El 21 de julio de 2001 la familia Daza Ortíz abandonó Colombia con destino a Estados Unidos, país en el que permanecieron durante dos años. Pidieron refugio y que luego de dos años les fue negado porque no calificaban de acuerdo a los estatutos de inmigración.

El Servicio de Ciudadanía e Inmigración de Estados Unidos le dio 30 días a la familia para abandonar el país. Y a pocos días de recibir la carta del gobierno estadounidense, los Daza Ortíz emprendieron de nuevo otro viaje.

El 13 de noviembre de 2003 llegaron a Canadá, país que se convirtió en su segundo hogar durante 13 años.

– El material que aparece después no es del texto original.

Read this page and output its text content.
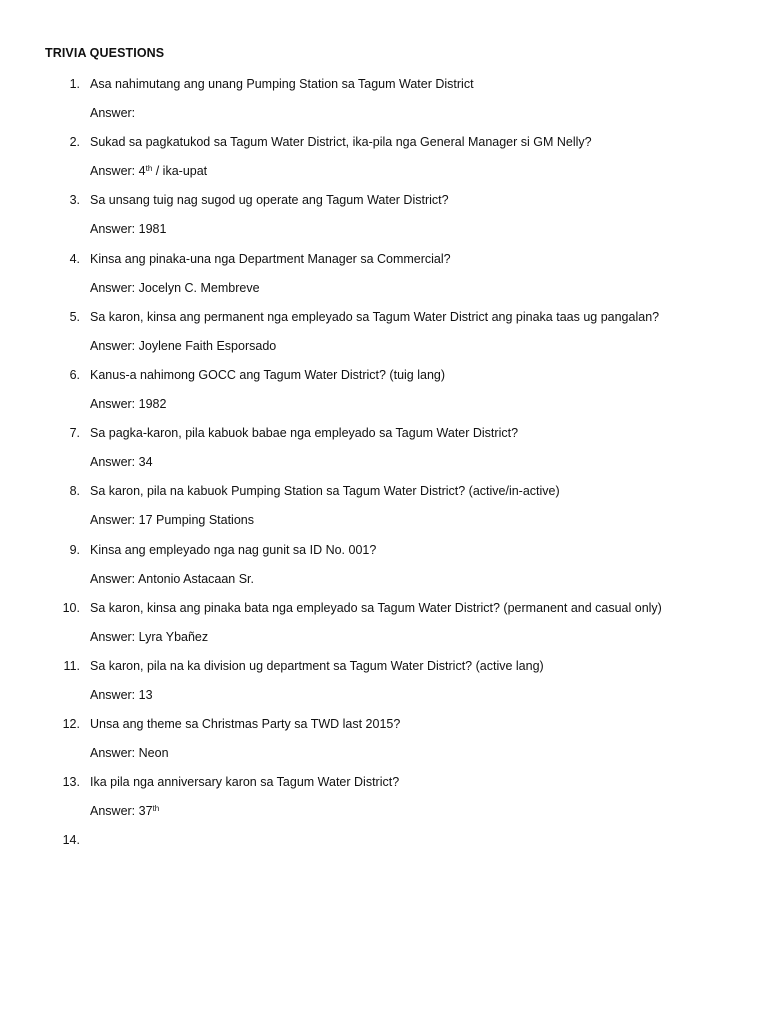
TRIVIA QUESTIONS
1. Asa nahimutang ang unang Pumping Station sa Tagum Water District
Answer:
2. Sukad sa pagkatukod sa Tagum Water District, ika-pila nga General Manager si GM Nelly?
Answer: 4th / ika-upat
3. Sa unsang tuig nag sugod ug operate ang Tagum Water District?
Answer: 1981
4. Kinsa ang pinaka-una nga Department Manager sa Commercial?
Answer: Jocelyn C. Membreve
5. Sa karon, kinsa ang permanent nga empleyado sa Tagum Water District ang pinaka taas ug pangalan?
Answer: Joylene Faith Esporsado
6. Kanus-a nahimong GOCC ang Tagum Water District? (tuig lang)
Answer: 1982
7. Sa pagka-karon, pila kabuok babae nga empleyado sa Tagum Water District?
Answer: 34
8. Sa karon, pila na kabuok Pumping Station sa Tagum Water District? (active/in-active)
Answer: 17 Pumping Stations
9. Kinsa ang empleyado nga nag gunit sa ID No. 001?
Answer: Antonio Astacaan Sr.
10. Sa karon, kinsa ang pinaka bata nga empleyado sa Tagum Water District? (permanent and casual only)
Answer: Lyra Ybañez
11. Sa karon, pila na ka division ug department sa Tagum Water District? (active lang)
Answer: 13
12. Unsa ang theme sa Christmas Party sa TWD last 2015?
Answer: Neon
13. Ika pila nga anniversary karon sa Tagum Water District?
Answer: 37th
14.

Daza y toda su familia residen en la actualidad en Toronto. El país les abrió las puertas otorgándoles el estatus de refugiados y poco tiempo después recibieron la ciudadanía canadiense.

Desde la distancia esperan que en su natal Colombia se pueda firmar un acuerdo de paz, algo que el mismo Daza describe que sería hermoso para el pueblo colombiano.

“Sería muy bonito que el gobierno le diera algunas facilidades a uno como desplazado por la guerra, que regrese a Colombia a [recuperar] la empresa que tenía, o por lo menos a iniciar algo”.